Chorus Pro est présentée comme une solution technique mutualisée et gratuite. La solution de l’AIFE a l’avantage de proposer des référentiels et la gestion des identifiants. Elle garantit également la conformité des factures qui y sont déposées.
Mais, à moins d’être une structure qui ne traite qu’une petite dizaine de factures par mois, ce qu’une personne peut gérer aisément sous réserve d’un minimum de rigueur, les personnes publiques (et les entreprises prestataires) vont devoir s’adapter à ces nouveaux processus. Car en effet, Chorus Pro n’offre pas l’automatisation des flux au sein du système d’informations. Aussi pourrait-on traduire le système actuel comme suit : la dématérialisation oui, mais à la main.

Cependant, évidemment il n’est pas attendu des personnes publiques qu’elles se connectent au portail au gré du vent ou quand elles y pensent, histoire de voir si un prestataire n’aurait pas déposé une facture, par hasard.
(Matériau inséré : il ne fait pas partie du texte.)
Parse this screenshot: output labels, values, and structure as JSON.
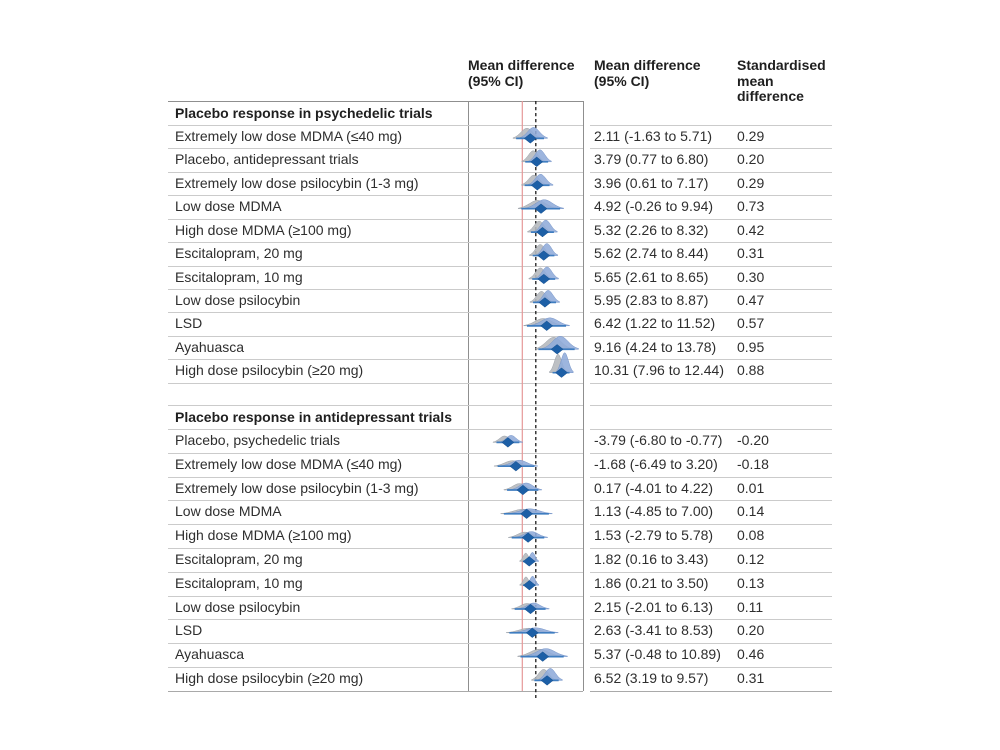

C’est bien la raison pour laquelle il faut s’y préparer.

Dématérialisation : Double enjeu de la facturation électronique

Selon les termes de l’AIFE, la publication des spécifications externes de la solution va permettre à tous les fournisseurs et à toutes les entités publiques de définir dès aujourd’hui leur trajectoire et leurs modalités de mise en œuvre, afin de préparer au mieux cette modernisation des échanges entre les fournisseurs et la sphère publique.

En d’autres termes, il est attendu des acteurs concernés qu’ils trouvent eux-même une solution idoine capable de raccorder tout système d’information (SI) à Chorus Pro et d’automatiser les échanges de flux.

D’un côté, la cohorte de fournisseurs. De l’autre, la sphère publique dans toute sa variété. Mais attention, on aurait trop vite oublié que les acteurs publics peuvent à l’occasion devenir eux-même prestataires de leurs pairs. Et dans cette hypothèse, courante au demeurant, la conformité dans le cadre de la prestation infra-publique s’impose tout autant. Il s’agira donc pour l’acteur public d’être en mesure d’émettre des factures comme de les recevoir et de les traiter, ceci en lien entre son SI et le portail Chorus Pro.

Favoriser la sobriété dans les échanges

Pour le moment, force est de reconnaître qu’en dehors des quelques établissements pilotes sélectionnés pour l’aventure, l’heure est plutôt à l’observation. Pour autant, diverses démarches sont entamées,. Certains ont d’ores et déjà opté pour du développement spécifique, avec sa part d’inconnu et de coût subsidiaire. D’autres préfèrent envisager une solution clé en main. .

S’il ne fallait donner qu’un conseil de bon sens, celui-ci serait d’aller au plus simple. Ainsi s’exprime Delphine Seguin, avant-vente secteur public chez SAP, en précisant : “Oubliez toute idée de développement spécifique et d’intégration complexe et concentrez-vous sur le seul paramétrage d’une solution standard du marché “.

De plus, la connexion de cette solution via les API de Chorus Pro n’entraîne pas de coût additionnel puisqu’elle n’exige que du simple paramétrage. L’important est d’obtenir aisément la conversion et l’émission des factures sur la plateforme Chorus Pro tout en bénéficiant d’un flux de réception des factures émises par les fournisseurs. Bref, c’est une question de connecteurs. Et si la solution est disponible sur site, c’est encore mieux.

Il est important de ne pas perdre de temps sur cette première étape, car ce n’est en effet qu’un premier pas (mais quel premier pas !) vers une optimisation plus importante des processus de dématérialisation.